If cosmological redshifts are assumed, the observed forbidden-line luminosities of Sy 1 and Sy 2 range over comparable values, whereas the Balmer lines can be up to ten times more luminous in Sy 1 (Adams & Weedman 1975). Osterbrock & Koski (1976) have emphasized that the broad Balmer-line wings provide the distinction between Sy 1 and Sy 2. The Balmer-line cores in Sy 1 have similar profiles and intensity ratios relative to forbidden lines as in the Sy 2. So, observationally at least, an Sy 2 could be transformed to an Sy 1 by adding a strong power-law continuum accompanied by the broad Balmer-line wings.
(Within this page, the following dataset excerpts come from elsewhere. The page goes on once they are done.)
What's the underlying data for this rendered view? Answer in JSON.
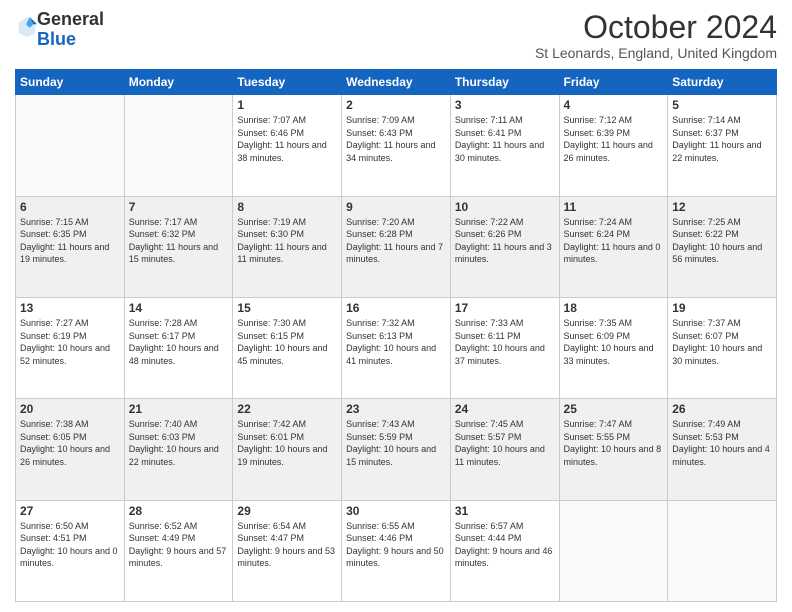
{
  "logo": {
    "general": "General",
    "blue": "Blue"
  },
  "title": "October 2024",
  "subtitle": "St Leonards, England, United Kingdom",
  "weekdays": [
    "Sunday",
    "Monday",
    "Tuesday",
    "Wednesday",
    "Thursday",
    "Friday",
    "Saturday"
  ],
  "weeks": [
    [
      {
        "day": "",
        "empty": true
      },
      {
        "day": "",
        "empty": true
      },
      {
        "day": "1",
        "sunrise": "7:07 AM",
        "sunset": "6:46 PM",
        "daylight": "11 hours and 38 minutes."
      },
      {
        "day": "2",
        "sunrise": "7:09 AM",
        "sunset": "6:43 PM",
        "daylight": "11 hours and 34 minutes."
      },
      {
        "day": "3",
        "sunrise": "7:11 AM",
        "sunset": "6:41 PM",
        "daylight": "11 hours and 30 minutes."
      },
      {
        "day": "4",
        "sunrise": "7:12 AM",
        "sunset": "6:39 PM",
        "daylight": "11 hours and 26 minutes."
      },
      {
        "day": "5",
        "sunrise": "7:14 AM",
        "sunset": "6:37 PM",
        "daylight": "11 hours and 22 minutes."
      }
    ],
    [
      {
        "day": "6",
        "sunrise": "7:15 AM",
        "sunset": "6:35 PM",
        "daylight": "11 hours and 19 minutes."
      },
      {
        "day": "7",
        "sunrise": "7:17 AM",
        "sunset": "6:32 PM",
        "daylight": "11 hours and 15 minutes."
      },
      {
        "day": "8",
        "sunrise": "7:19 AM",
        "sunset": "6:30 PM",
        "daylight": "11 hours and 11 minutes."
      },
      {
        "day": "9",
        "sunrise": "7:20 AM",
        "sunset": "6:28 PM",
        "daylight": "11 hours and 7 minutes."
      },
      {
        "day": "10",
        "sunrise": "7:22 AM",
        "sunset": "6:26 PM",
        "daylight": "11 hours and 3 minutes."
      },
      {
        "day": "11",
        "sunrise": "7:24 AM",
        "sunset": "6:24 PM",
        "daylight": "11 hours and 0 minutes."
      },
      {
        "day": "12",
        "sunrise": "7:25 AM",
        "sunset": "6:22 PM",
        "daylight": "10 hours and 56 minutes."
      }
    ],
    [
      {
        "day": "13",
        "sunrise": "7:27 AM",
        "sunset": "6:19 PM",
        "daylight": "10 hours and 52 minutes."
      },
      {
        "day": "14",
        "sunrise": "7:28 AM",
        "sunset": "6:17 PM",
        "daylight": "10 hours and 48 minutes."
      },
      {
        "day": "15",
        "sunrise": "7:30 AM",
        "sunset": "6:15 PM",
        "daylight": "10 hours and 45 minutes."
      },
      {
        "day": "16",
        "sunrise": "7:32 AM",
        "sunset": "6:13 PM",
        "daylight": "10 hours and 41 minutes."
      },
      {
        "day": "17",
        "sunrise": "7:33 AM",
        "sunset": "6:11 PM",
        "daylight": "10 hours and 37 minutes."
      },
      {
        "day": "18",
        "sunrise": "7:35 AM",
        "sunset": "6:09 PM",
        "daylight": "10 hours and 33 minutes."
      },
      {
        "day": "19",
        "sunrise": "7:37 AM",
        "sunset": "6:07 PM",
        "daylight": "10 hours and 30 minutes."
      }
    ],
    [
      {
        "day": "20",
        "sunrise": "7:38 AM",
        "sunset": "6:05 PM",
        "daylight": "10 hours and 26 minutes."
      },
      {
        "day": "21",
        "sunrise": "7:40 AM",
        "sunset": "6:03 PM",
        "daylight": "10 hours and 22 minutes."
      },
      {
        "day": "22",
        "sunrise": "7:42 AM",
        "sunset": "6:01 PM",
        "daylight": "10 hours and 19 minutes."
      },
      {
        "day": "23",
        "sunrise": "7:43 AM",
        "sunset": "5:59 PM",
        "daylight": "10 hours and 15 minutes."
      },
      {
        "day": "24",
        "sunrise": "7:45 AM",
        "sunset": "5:57 PM",
        "daylight": "10 hours and 11 minutes."
      },
      {
        "day": "25",
        "sunrise": "7:47 AM",
        "sunset": "5:55 PM",
        "daylight": "10 hours and 8 minutes."
      },
      {
        "day": "26",
        "sunrise": "7:49 AM",
        "sunset": "5:53 PM",
        "daylight": "10 hours and 4 minutes."
      }
    ],
    [
      {
        "day": "27",
        "sunrise": "6:50 AM",
        "sunset": "4:51 PM",
        "daylight": "10 hours and 0 minutes."
      },
      {
        "day": "28",
        "sunrise": "6:52 AM",
        "sunset": "4:49 PM",
        "daylight": "9 hours and 57 minutes."
      },
      {
        "day": "29",
        "sunrise": "6:54 AM",
        "sunset": "4:47 PM",
        "daylight": "9 hours and 53 minutes."
      },
      {
        "day": "30",
        "sunrise": "6:55 AM",
        "sunset": "4:46 PM",
        "daylight": "9 hours and 50 minutes."
      },
      {
        "day": "31",
        "sunrise": "6:57 AM",
        "sunset": "4:44 PM",
        "daylight": "9 hours and 46 minutes."
      },
      {
        "day": "",
        "empty": true
      },
      {
        "day": "",
        "empty": true
      }
    ]
  ]
}
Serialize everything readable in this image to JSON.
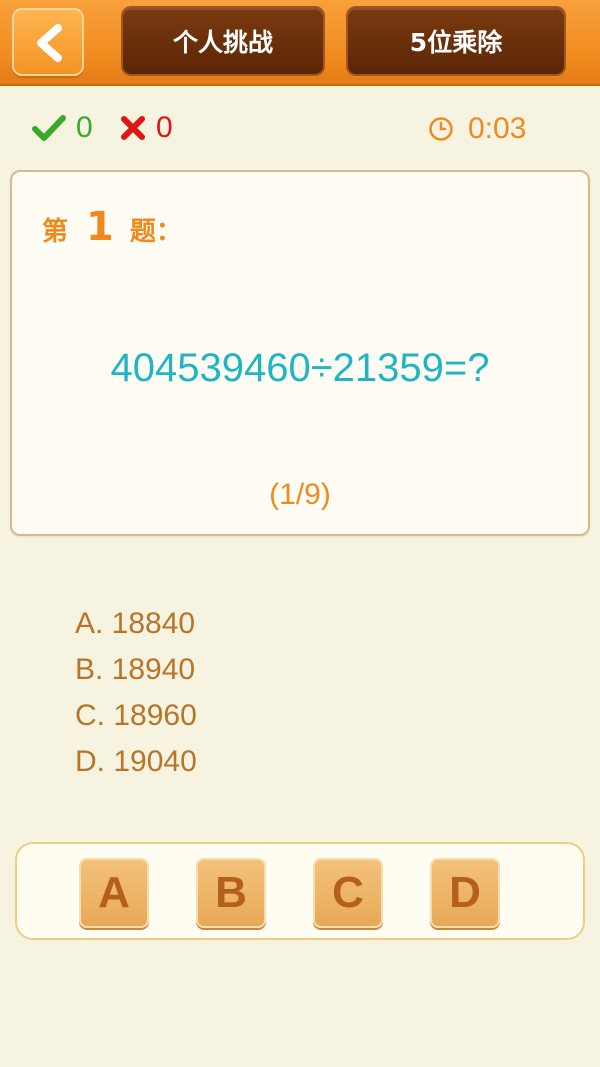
{
  "header": {
    "back_icon": "chevron-left-icon",
    "tabs": [
      {
        "label": "个人挑战"
      },
      {
        "label": "5位乘除"
      }
    ]
  },
  "stats": {
    "correct_icon": "checkmark-icon",
    "correct_count": "0",
    "wrong_icon": "cross-icon",
    "wrong_count": "0",
    "timer_icon": "clock-icon",
    "timer": "0:03"
  },
  "question": {
    "prefix": "第",
    "number": "1",
    "suffix": "题：",
    "expression": "404539460÷21359=?",
    "progress": "(1/9)"
  },
  "options": [
    {
      "text": "A. 18840"
    },
    {
      "text": "B. 18940"
    },
    {
      "text": "C. 18960"
    },
    {
      "text": "D. 19040"
    }
  ],
  "answer_buttons": [
    {
      "label": "A"
    },
    {
      "label": "B"
    },
    {
      "label": "C"
    },
    {
      "label": "D"
    }
  ],
  "colors": {
    "header": "#f08a1f",
    "tab": "#6b2f0b",
    "correct": "#3aa92b",
    "wrong": "#e01616",
    "expression": "#1fb5c3",
    "accent": "#f08a1f",
    "option_text": "#b8752a",
    "background": "#f7f3e1"
  }
}
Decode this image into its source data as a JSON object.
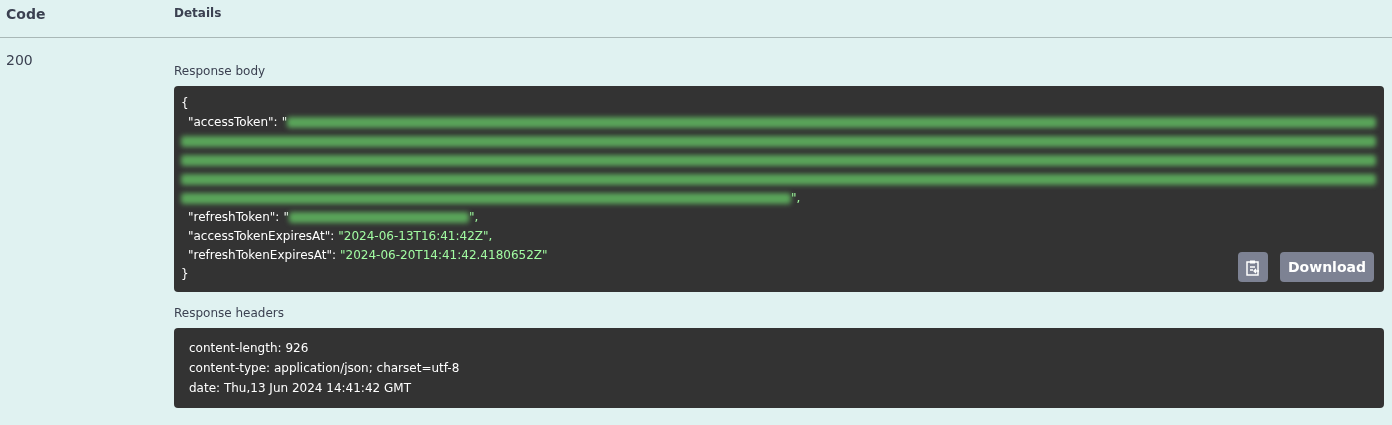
{
  "table": {
    "columns": [
      "Code",
      "Details"
    ],
    "rows": [
      {
        "code": "200",
        "response_body": {
          "label": "Response body",
          "open_brace": "{",
          "close_brace": "}",
          "entries": [
            {
              "key": "\"accessToken\":",
              "kind": "redacted-long",
              "open_quote": "\"",
              "close": "\","
            },
            {
              "key": "\"refreshToken\":",
              "kind": "redacted-short",
              "open_quote": "\"",
              "close": "\","
            },
            {
              "key": "\"accessTokenExpiresAt\":",
              "kind": "string",
              "value": "\"2024-06-13T16:41:42Z\","
            },
            {
              "key": "\"refreshTokenExpiresAt\":",
              "kind": "string",
              "value": "\"2024-06-20T14:41:42.4180652Z\""
            }
          ],
          "buttons": [
            {
              "kind": "copy"
            },
            {
              "kind": "text",
              "label": "Download"
            }
          ]
        },
        "response_headers": {
          "label": "Response headers",
          "lines": [
            "content-length: 926",
            "content-type: application/json; charset=utf-8",
            "date: Thu,13 Jun 2024 14:41:42 GMT"
          ]
        }
      }
    ]
  }
}
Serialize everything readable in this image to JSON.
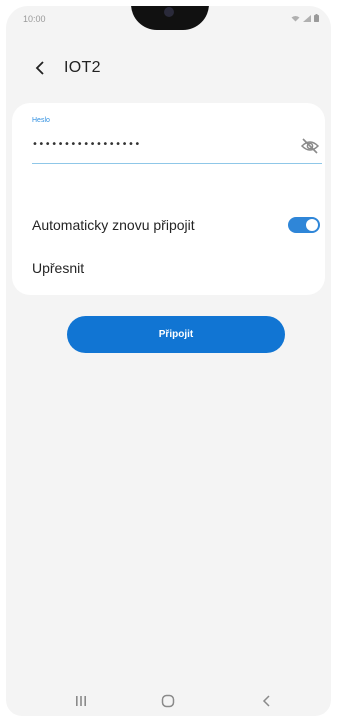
{
  "status_bar": {
    "time": "10:00"
  },
  "app_bar": {
    "title": "IOT2",
    "back_icon": "chevron-left-icon"
  },
  "password": {
    "label": "Heslo",
    "value": "•••••••••••••••••",
    "visibility_icon": "eye-off-icon"
  },
  "settings": {
    "auto_reconnect_label": "Automaticky znovu připojit",
    "auto_reconnect_enabled": true,
    "advanced_label": "Upřesnit"
  },
  "actions": {
    "connect_label": "Připojit"
  },
  "nav_bar": {
    "recents_icon": "recent-apps-icon",
    "home_icon": "home-icon",
    "back_icon": "back-icon"
  },
  "colors": {
    "accent": "#1175d3",
    "switch_on": "#2f86d8",
    "background": "#f4f4f4",
    "card": "#ffffff"
  }
}
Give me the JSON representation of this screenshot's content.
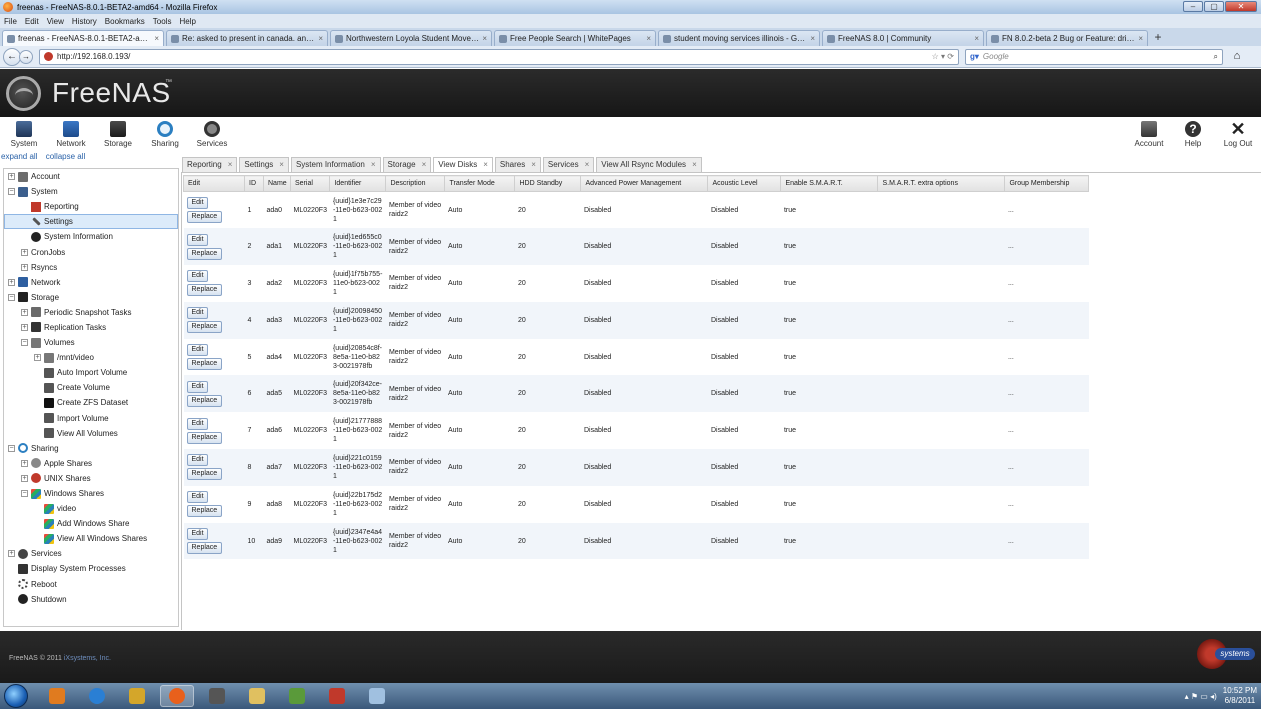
{
  "browser": {
    "window_title": "freenas - FreeNAS-8.0.1-BETA2-amd64 - Mozilla Firefox",
    "menu": [
      "File",
      "Edit",
      "View",
      "History",
      "Bookmarks",
      "Tools",
      "Help"
    ],
    "tabs": [
      {
        "label": "freenas - FreeNAS-8.0.1-BETA2-amd64",
        "active": true
      },
      {
        "label": "Re: asked to present in canada. any c...",
        "active": false
      },
      {
        "label": "Northwestern Loyola Student Movers...",
        "active": false
      },
      {
        "label": "Free People Search | WhitePages",
        "active": false
      },
      {
        "label": "student moving services illinois - Goo...",
        "active": false
      },
      {
        "label": "FreeNAS 8.0 | Community",
        "active": false
      },
      {
        "label": "FN 8.0.2-beta 2 Bug or Feature: drive ...",
        "active": false
      }
    ],
    "url": "http://192.168.0.193/",
    "search_placeholder": "Google"
  },
  "app": {
    "logo_text": "FreeNAS",
    "logo_tm": "™",
    "toolbar_left": [
      {
        "label": "System",
        "icon": "system-icon"
      },
      {
        "label": "Network",
        "icon": "network-icon"
      },
      {
        "label": "Storage",
        "icon": "storage-icon"
      },
      {
        "label": "Sharing",
        "icon": "sharing-icon"
      },
      {
        "label": "Services",
        "icon": "services-icon"
      }
    ],
    "toolbar_right": [
      {
        "label": "Account",
        "icon": "account-icon"
      },
      {
        "label": "Help",
        "icon": "help-icon"
      },
      {
        "label": "Log Out",
        "icon": "logout-icon"
      }
    ],
    "expand_all": "expand all",
    "collapse_all": "collapse all",
    "footer_copy": "FreeNAS © 2011",
    "footer_company": "iXsystems, Inc.",
    "footer_logo_word": "systems"
  },
  "tree": [
    {
      "label": "Account",
      "level": 0,
      "toggle": "+",
      "icon": "account-icon"
    },
    {
      "label": "System",
      "level": 0,
      "toggle": "−",
      "icon": "system-icon"
    },
    {
      "label": "Reporting",
      "level": 1,
      "toggle": "",
      "icon": "reporting-icon"
    },
    {
      "label": "Settings",
      "level": 1,
      "toggle": "",
      "icon": "settings-icon",
      "selected": true
    },
    {
      "label": "System Information",
      "level": 1,
      "toggle": "",
      "icon": "info-icon"
    },
    {
      "label": "CronJobs",
      "level": 1,
      "toggle": "+",
      "icon": ""
    },
    {
      "label": "Rsyncs",
      "level": 1,
      "toggle": "+",
      "icon": ""
    },
    {
      "label": "Network",
      "level": 0,
      "toggle": "+",
      "icon": "network-icon"
    },
    {
      "label": "Storage",
      "level": 0,
      "toggle": "−",
      "icon": "storage-icon"
    },
    {
      "label": "Periodic Snapshot Tasks",
      "level": 1,
      "toggle": "+",
      "icon": "snapshot-icon"
    },
    {
      "label": "Replication Tasks",
      "level": 1,
      "toggle": "+",
      "icon": "replication-icon"
    },
    {
      "label": "Volumes",
      "level": 1,
      "toggle": "−",
      "icon": "volumes-icon"
    },
    {
      "label": "/mnt/video",
      "level": 2,
      "toggle": "+",
      "icon": "volume-icon"
    },
    {
      "label": "Auto Import Volume",
      "level": 2,
      "toggle": "",
      "icon": "add-volume-icon"
    },
    {
      "label": "Create Volume",
      "level": 2,
      "toggle": "",
      "icon": "add-volume-icon"
    },
    {
      "label": "Create ZFS Dataset",
      "level": 2,
      "toggle": "",
      "icon": "dataset-icon"
    },
    {
      "label": "Import Volume",
      "level": 2,
      "toggle": "",
      "icon": "add-volume-icon"
    },
    {
      "label": "View All Volumes",
      "level": 2,
      "toggle": "",
      "icon": "add-volume-icon"
    },
    {
      "label": "Sharing",
      "level": 0,
      "toggle": "−",
      "icon": "sharing-icon"
    },
    {
      "label": "Apple Shares",
      "level": 1,
      "toggle": "+",
      "icon": "apple-icon"
    },
    {
      "label": "UNIX Shares",
      "level": 1,
      "toggle": "+",
      "icon": "unix-icon"
    },
    {
      "label": "Windows Shares",
      "level": 1,
      "toggle": "−",
      "icon": "windows-icon"
    },
    {
      "label": "video",
      "level": 2,
      "toggle": "",
      "icon": "windows-icon"
    },
    {
      "label": "Add Windows Share",
      "level": 2,
      "toggle": "",
      "icon": "windows-icon"
    },
    {
      "label": "View All Windows Shares",
      "level": 2,
      "toggle": "",
      "icon": "windows-icon"
    },
    {
      "label": "Services",
      "level": 0,
      "toggle": "+",
      "icon": "services-icon"
    },
    {
      "label": "Display System Processes",
      "level": 0,
      "toggle": "",
      "icon": "processes-icon"
    },
    {
      "label": "Reboot",
      "level": 0,
      "toggle": "",
      "icon": "reboot-icon"
    },
    {
      "label": "Shutdown",
      "level": 0,
      "toggle": "",
      "icon": "shutdown-icon"
    }
  ],
  "content_tabs": [
    "Reporting",
    "Settings",
    "System Information",
    "Storage",
    "View Disks",
    "Shares",
    "Services",
    "View All Rsync Modules"
  ],
  "active_content_tab": "View Disks",
  "disks": {
    "columns": [
      "Edit",
      "ID",
      "Name",
      "Serial",
      "Identifier",
      "Description",
      "Transfer Mode",
      "HDD Standby",
      "Advanced Power Management",
      "Acoustic Level",
      "Enable S.M.A.R.T.",
      "S.M.A.R.T. extra options",
      "Group Membership"
    ],
    "edit_label": "Edit",
    "replace_label": "Replace",
    "rows": [
      {
        "id": "1",
        "name": "ada0",
        "serial": "ML0220F3",
        "identifier": "{uuid}1e3e7c29-11e0-b623-0021",
        "description": "Member of video raidz2",
        "transfer": "Auto",
        "standby": "20",
        "apm": "Disabled",
        "acoustic": "Disabled",
        "smart": "true",
        "smart_extra": "",
        "group": "..."
      },
      {
        "id": "2",
        "name": "ada1",
        "serial": "ML0220F3",
        "identifier": "{uuid}1ed655c0-11e0-b623-0021",
        "description": "Member of video raidz2",
        "transfer": "Auto",
        "standby": "20",
        "apm": "Disabled",
        "acoustic": "Disabled",
        "smart": "true",
        "smart_extra": "",
        "group": "..."
      },
      {
        "id": "3",
        "name": "ada2",
        "serial": "ML0220F3",
        "identifier": "{uuid}1f75b755-11e0-b623-0021",
        "description": "Member of video raidz2",
        "transfer": "Auto",
        "standby": "20",
        "apm": "Disabled",
        "acoustic": "Disabled",
        "smart": "true",
        "smart_extra": "",
        "group": "..."
      },
      {
        "id": "4",
        "name": "ada3",
        "serial": "ML0220F3",
        "identifier": "{uuid}20098450-11e0-b623-0021",
        "description": "Member of video raidz2",
        "transfer": "Auto",
        "standby": "20",
        "apm": "Disabled",
        "acoustic": "Disabled",
        "smart": "true",
        "smart_extra": "",
        "group": "..."
      },
      {
        "id": "5",
        "name": "ada4",
        "serial": "ML0220F3",
        "identifier": "{uuid}20854c8f-8e5a-11e0-b823-0021978fb",
        "description": "Member of video raidz2",
        "transfer": "Auto",
        "standby": "20",
        "apm": "Disabled",
        "acoustic": "Disabled",
        "smart": "true",
        "smart_extra": "",
        "group": "..."
      },
      {
        "id": "6",
        "name": "ada5",
        "serial": "ML0220F3",
        "identifier": "{uuid}20f342ce-8e5a-11e0-b823-0021978fb",
        "description": "Member of video raidz2",
        "transfer": "Auto",
        "standby": "20",
        "apm": "Disabled",
        "acoustic": "Disabled",
        "smart": "true",
        "smart_extra": "",
        "group": "..."
      },
      {
        "id": "7",
        "name": "ada6",
        "serial": "ML0220F3",
        "identifier": "{uuid}21777888-11e0-b623-0021",
        "description": "Member of video raidz2",
        "transfer": "Auto",
        "standby": "20",
        "apm": "Disabled",
        "acoustic": "Disabled",
        "smart": "true",
        "smart_extra": "",
        "group": "..."
      },
      {
        "id": "8",
        "name": "ada7",
        "serial": "ML0220F3",
        "identifier": "{uuid}221c0159-11e0-b623-0021",
        "description": "Member of video raidz2",
        "transfer": "Auto",
        "standby": "20",
        "apm": "Disabled",
        "acoustic": "Disabled",
        "smart": "true",
        "smart_extra": "",
        "group": "..."
      },
      {
        "id": "9",
        "name": "ada8",
        "serial": "ML0220F3",
        "identifier": "{uuid}22b175d2-11e0-b623-0021",
        "description": "Member of video raidz2",
        "transfer": "Auto",
        "standby": "20",
        "apm": "Disabled",
        "acoustic": "Disabled",
        "smart": "true",
        "smart_extra": "",
        "group": "..."
      },
      {
        "id": "10",
        "name": "ada9",
        "serial": "ML0220F3",
        "identifier": "{uuid}2347e4a4-11e0-b623-0021",
        "description": "Member of video raidz2",
        "transfer": "Auto",
        "standby": "20",
        "apm": "Disabled",
        "acoustic": "Disabled",
        "smart": "true",
        "smart_extra": "",
        "group": "..."
      }
    ]
  },
  "taskbar": {
    "time": "10:52 PM",
    "date": "6/8/2011",
    "apps": [
      "windows-explorer-icon",
      "media-player-icon",
      "internet-explorer-icon",
      "app-icon",
      "firefox-icon",
      "calculator-icon",
      "folder-icon",
      "game-icon",
      "quicken-icon",
      "paint-icon"
    ]
  }
}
Conversely, removing these would change Sy 1 to Sy 2. As Osterbrock & Koski put it, "Galaxies in which the broad Balmer line component is relatively strong are classified as Sy 1, while galaxies in which it is invisible are classified as Sy 2....Physically, different Seyfert galaxies must have different relative amounts of the material and physical conditions that emit these two components." They suggest that the Sy 1 have a higher proportion of very dense gas in which the broad wings arise. A similar conclusion was stated by Neugebauer et al. (1976). However, the ease with which an Sy 2 could be converted to an Sy 1 is not necessarily evidence that there is an evolutionary relation between them. They may be totally unrelated phenomena. One particularly troubling aspect is the implication that Sy 2 may be heavily obscured by dust while Sy 1 are not. In this case, the intrinsic Balmer-line luminosities of Sy 2 would be comparable to Sy 1, and the forbidden lines typically ten times more luminous (Adams & Weedman 1975). Under such circumstances, addition of more Balmer emission would not make the intrinsic properties of Sy 2 match Sy 1.